Sunday, March 9, 2014
By Tux Turkel email@example.com
CNL Lifestyle Properties Inc. was formed in 2003. It has a slogan that reflects its focus: "Owning America's Lifestyle."
The trust invests primarily in ski resorts, golf courses and marinas. As of November, it had a portfolio of 121 properties, including 22 ski and mountain resorts and 53 golf facilities.
Like any landlord, CNL depends heavily on timely rent payments. In the majority of cases, operators make their lease payments without incident. But the recession and other factors have led some lessees to run into trouble.

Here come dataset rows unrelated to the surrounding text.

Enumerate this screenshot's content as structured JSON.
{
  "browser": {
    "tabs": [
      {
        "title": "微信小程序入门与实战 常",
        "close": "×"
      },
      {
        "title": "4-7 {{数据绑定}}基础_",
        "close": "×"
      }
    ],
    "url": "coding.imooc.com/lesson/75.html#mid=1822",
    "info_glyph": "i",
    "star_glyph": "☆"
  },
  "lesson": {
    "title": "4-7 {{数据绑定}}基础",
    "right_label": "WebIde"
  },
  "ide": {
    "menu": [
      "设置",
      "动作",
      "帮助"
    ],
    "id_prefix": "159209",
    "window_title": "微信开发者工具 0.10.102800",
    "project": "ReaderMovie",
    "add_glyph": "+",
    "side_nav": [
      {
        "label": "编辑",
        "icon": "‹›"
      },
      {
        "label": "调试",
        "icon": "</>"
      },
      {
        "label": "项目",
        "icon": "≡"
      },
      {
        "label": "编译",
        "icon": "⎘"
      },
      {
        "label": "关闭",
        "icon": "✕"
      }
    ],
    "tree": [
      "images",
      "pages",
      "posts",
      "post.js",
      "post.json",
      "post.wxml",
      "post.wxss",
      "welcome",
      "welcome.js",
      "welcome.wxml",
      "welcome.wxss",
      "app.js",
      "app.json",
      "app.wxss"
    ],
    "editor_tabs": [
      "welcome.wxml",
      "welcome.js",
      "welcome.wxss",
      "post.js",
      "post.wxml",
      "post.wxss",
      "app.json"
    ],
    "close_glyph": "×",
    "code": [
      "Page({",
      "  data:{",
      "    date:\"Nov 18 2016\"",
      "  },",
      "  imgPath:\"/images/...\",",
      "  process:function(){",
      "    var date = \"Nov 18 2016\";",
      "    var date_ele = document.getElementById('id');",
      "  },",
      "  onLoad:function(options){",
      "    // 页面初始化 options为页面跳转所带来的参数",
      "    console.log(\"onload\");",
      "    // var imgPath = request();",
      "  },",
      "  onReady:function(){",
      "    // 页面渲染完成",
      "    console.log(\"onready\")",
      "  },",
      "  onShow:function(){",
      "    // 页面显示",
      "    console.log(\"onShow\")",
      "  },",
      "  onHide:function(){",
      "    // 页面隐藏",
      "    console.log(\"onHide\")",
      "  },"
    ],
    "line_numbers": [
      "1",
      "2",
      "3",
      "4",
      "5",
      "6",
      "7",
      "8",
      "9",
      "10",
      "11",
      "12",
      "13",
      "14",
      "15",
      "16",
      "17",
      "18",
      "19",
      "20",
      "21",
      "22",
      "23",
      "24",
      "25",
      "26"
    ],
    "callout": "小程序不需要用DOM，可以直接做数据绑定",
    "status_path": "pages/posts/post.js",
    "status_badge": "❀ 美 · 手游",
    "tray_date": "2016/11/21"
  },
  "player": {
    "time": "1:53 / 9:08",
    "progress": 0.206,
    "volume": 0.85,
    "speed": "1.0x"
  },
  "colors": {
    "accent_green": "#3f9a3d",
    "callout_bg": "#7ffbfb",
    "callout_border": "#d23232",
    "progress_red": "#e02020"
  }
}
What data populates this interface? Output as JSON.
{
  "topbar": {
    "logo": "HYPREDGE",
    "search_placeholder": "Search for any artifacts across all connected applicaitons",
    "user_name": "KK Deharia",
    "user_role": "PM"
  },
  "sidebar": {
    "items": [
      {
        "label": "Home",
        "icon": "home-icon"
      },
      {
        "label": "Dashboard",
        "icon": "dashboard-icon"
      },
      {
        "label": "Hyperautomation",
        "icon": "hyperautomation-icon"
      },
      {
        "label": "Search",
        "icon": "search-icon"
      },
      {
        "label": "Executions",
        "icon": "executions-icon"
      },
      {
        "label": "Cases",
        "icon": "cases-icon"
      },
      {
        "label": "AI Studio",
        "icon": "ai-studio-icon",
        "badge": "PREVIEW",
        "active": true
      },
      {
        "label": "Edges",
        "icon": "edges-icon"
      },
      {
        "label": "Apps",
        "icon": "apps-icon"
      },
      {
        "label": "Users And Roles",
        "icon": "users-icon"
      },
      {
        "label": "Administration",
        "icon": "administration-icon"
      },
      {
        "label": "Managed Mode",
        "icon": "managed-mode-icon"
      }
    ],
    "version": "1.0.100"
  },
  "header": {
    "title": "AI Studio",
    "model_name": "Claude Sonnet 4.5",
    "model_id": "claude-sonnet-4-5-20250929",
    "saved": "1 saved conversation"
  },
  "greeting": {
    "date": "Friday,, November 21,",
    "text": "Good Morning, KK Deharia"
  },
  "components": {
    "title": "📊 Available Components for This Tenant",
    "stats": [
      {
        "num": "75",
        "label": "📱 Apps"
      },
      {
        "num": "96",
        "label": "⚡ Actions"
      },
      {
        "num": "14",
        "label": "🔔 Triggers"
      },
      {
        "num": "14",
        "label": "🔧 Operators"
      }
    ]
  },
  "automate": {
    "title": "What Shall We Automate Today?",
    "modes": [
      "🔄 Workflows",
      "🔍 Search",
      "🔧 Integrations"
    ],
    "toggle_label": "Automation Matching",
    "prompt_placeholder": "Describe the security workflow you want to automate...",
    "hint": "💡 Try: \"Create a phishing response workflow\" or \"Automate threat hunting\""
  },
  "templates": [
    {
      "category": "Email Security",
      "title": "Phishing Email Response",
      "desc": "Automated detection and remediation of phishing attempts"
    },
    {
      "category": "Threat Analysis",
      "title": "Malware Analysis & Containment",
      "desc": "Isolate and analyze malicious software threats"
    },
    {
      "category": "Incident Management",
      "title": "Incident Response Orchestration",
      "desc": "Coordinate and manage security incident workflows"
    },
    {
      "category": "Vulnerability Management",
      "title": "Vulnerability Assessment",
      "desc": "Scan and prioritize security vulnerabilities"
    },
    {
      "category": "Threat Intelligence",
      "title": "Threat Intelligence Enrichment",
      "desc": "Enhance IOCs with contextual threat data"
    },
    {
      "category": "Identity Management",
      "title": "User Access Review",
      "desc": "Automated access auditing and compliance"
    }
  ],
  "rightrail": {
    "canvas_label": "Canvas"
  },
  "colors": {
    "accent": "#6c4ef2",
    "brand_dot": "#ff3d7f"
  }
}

In recent financial documents, CNL discloses that 18 leases for entertainment properties leased to PARC Management LLC of Jacksonville, Fla., will be terminated, following the company's default on lease and loan obligations. The default led to a $38.5 million write-off by CNL, the documents show.
In another instance, one of CNL's major operators, Dallas-based Eagle Golf, deferred lease payment in 2008, citing bad weather and economic conditions.
CNL also has disclosed the financial exposure it has to major operators, and it mentions Boyne USA Resorts by name.
The disclosure reads: "We continue to have concentrations of credit risk with our PARC, Eagle and Boyne tenants, which each accounted for 10 percent or more of our total revenues in 2009. Failure of any of these tenants to pay contractual lease payments could significantly impact our results of operations and cash flow from operations."
Boyne operates six of CNL's 14 ski resorts and accounts for more than 16 percent of the overall revenue, so the performance of Sugarloaf and Sunday River is important.
Both Boyne and CNL executives say Boyne hasn't missed any lease payments, although it has entered into unspecified loan agreements that CNL says are being paid on time.